C’est devenu ma force

Surmonter une agression

Je ne sais pas par où commencer.
C’est, la première fois, j’y ai réfléchi, sans vraiment le faire. Je n’aime pas, parler de ça, de moi.

Il y a 9 ans et 3 mois. J’étais jeune ( je le suis encore lol ), naïve, mais j’aimais la vie.
Et puis ça vous tombe dessus.
3 garçons, et moi au milieu.
Il n’ont pas eu le temps de faire tout ce qu’il voulait faire. Et encore heureux. J’étais au plus bas, avec la honte, me croyant fautive. Qu’est ce que vous voulez, à 14 ans. On est au plus bas. La seule chose que l’on voudrait, c’est disparaitre.

Et puis il y a la famille, qui est là pour vous. J’ai essayé de grandir comme si de rien n’était, mais vous ne pouvez pas. J’étais au plus bas.
Ma passion et l’amour de ma famille, m’ont sortie de là. Vous voyez les membres de votre famille essayer de vous rentre heureuse. De vous rendre forte.
On s’accroche à la vie, aux petits sourires, aux petites espérances, aux petits bonheurs.
On s’accroche à sa famille. A sa rencontre avec la personne, qui devient bientôt votre mari.
On s’accroche à toutes ces petites choses, on réapprend à faire confiance.

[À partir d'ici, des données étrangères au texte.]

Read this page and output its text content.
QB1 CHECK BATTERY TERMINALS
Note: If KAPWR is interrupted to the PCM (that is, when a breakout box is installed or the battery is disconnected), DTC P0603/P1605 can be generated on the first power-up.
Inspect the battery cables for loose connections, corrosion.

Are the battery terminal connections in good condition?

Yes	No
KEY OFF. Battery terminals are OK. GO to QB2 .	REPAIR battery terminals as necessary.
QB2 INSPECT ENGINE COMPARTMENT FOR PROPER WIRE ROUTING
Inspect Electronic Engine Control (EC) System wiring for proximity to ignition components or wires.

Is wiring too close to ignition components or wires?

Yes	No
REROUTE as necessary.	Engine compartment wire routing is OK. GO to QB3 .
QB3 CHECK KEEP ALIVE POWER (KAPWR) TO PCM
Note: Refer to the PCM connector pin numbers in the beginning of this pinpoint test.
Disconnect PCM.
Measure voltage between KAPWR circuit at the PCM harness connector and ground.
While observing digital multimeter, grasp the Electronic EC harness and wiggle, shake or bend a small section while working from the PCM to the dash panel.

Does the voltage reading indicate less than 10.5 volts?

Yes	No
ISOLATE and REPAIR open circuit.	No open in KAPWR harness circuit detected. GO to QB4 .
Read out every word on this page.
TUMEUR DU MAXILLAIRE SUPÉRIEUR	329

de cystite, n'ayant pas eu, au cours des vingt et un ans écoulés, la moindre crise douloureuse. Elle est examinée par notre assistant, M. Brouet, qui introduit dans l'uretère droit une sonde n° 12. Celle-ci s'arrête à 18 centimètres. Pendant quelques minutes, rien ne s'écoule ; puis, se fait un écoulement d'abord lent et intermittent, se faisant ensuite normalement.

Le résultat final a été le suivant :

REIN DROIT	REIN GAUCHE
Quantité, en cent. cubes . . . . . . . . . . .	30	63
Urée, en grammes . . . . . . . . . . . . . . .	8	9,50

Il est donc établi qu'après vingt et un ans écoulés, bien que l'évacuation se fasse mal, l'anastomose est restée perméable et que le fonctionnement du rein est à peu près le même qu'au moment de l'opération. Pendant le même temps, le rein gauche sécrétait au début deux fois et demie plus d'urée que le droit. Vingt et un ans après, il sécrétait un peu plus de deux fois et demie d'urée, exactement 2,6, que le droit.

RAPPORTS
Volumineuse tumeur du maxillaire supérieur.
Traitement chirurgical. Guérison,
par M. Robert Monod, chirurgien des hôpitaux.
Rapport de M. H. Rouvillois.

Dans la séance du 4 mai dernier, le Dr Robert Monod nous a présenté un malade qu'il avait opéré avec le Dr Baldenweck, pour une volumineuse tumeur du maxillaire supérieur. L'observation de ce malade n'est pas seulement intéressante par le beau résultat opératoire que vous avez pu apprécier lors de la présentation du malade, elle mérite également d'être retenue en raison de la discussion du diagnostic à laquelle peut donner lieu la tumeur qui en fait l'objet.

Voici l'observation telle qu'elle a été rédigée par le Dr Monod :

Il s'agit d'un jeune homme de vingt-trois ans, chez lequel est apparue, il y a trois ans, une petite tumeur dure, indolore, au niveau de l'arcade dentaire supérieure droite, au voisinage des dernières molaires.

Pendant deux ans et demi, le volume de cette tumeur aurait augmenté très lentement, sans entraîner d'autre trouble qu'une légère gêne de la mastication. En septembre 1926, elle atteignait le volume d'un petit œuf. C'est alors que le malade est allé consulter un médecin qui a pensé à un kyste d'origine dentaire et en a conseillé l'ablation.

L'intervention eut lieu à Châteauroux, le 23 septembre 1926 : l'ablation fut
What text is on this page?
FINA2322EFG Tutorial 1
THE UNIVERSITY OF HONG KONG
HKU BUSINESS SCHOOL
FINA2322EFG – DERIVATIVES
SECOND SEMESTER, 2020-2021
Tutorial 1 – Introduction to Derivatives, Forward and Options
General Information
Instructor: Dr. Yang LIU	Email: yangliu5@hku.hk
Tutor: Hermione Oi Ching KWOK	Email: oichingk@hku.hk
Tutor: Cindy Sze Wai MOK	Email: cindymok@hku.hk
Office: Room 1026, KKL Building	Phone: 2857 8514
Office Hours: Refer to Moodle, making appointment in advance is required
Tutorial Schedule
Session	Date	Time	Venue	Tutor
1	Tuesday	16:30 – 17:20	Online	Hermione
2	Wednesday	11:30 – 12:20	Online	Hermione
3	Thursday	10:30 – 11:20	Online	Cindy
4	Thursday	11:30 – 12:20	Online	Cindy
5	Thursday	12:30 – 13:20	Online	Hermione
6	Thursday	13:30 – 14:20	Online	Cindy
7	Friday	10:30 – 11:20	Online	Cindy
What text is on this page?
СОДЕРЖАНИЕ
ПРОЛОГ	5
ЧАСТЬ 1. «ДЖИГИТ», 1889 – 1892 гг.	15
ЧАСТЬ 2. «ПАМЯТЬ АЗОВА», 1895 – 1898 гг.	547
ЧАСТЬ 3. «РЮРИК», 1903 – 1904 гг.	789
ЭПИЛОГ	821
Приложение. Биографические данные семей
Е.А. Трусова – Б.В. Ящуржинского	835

Et puis on sourit, on se forge un caractère. On discute de tout et de rien. De ça, et de la vie. Et puis même si ça peut choquer. On en fait sa force. Ca devient ta force. Rien ne peut nous arrêter, parce qu’on à déjà vécu des choses qui nous détruisent. On sait qu’on a la force de se battre, grâce aux petites choses qui font la vie.
Des choses peut être futiles, mais tellement grandes pour nous sortir de ces coups dur.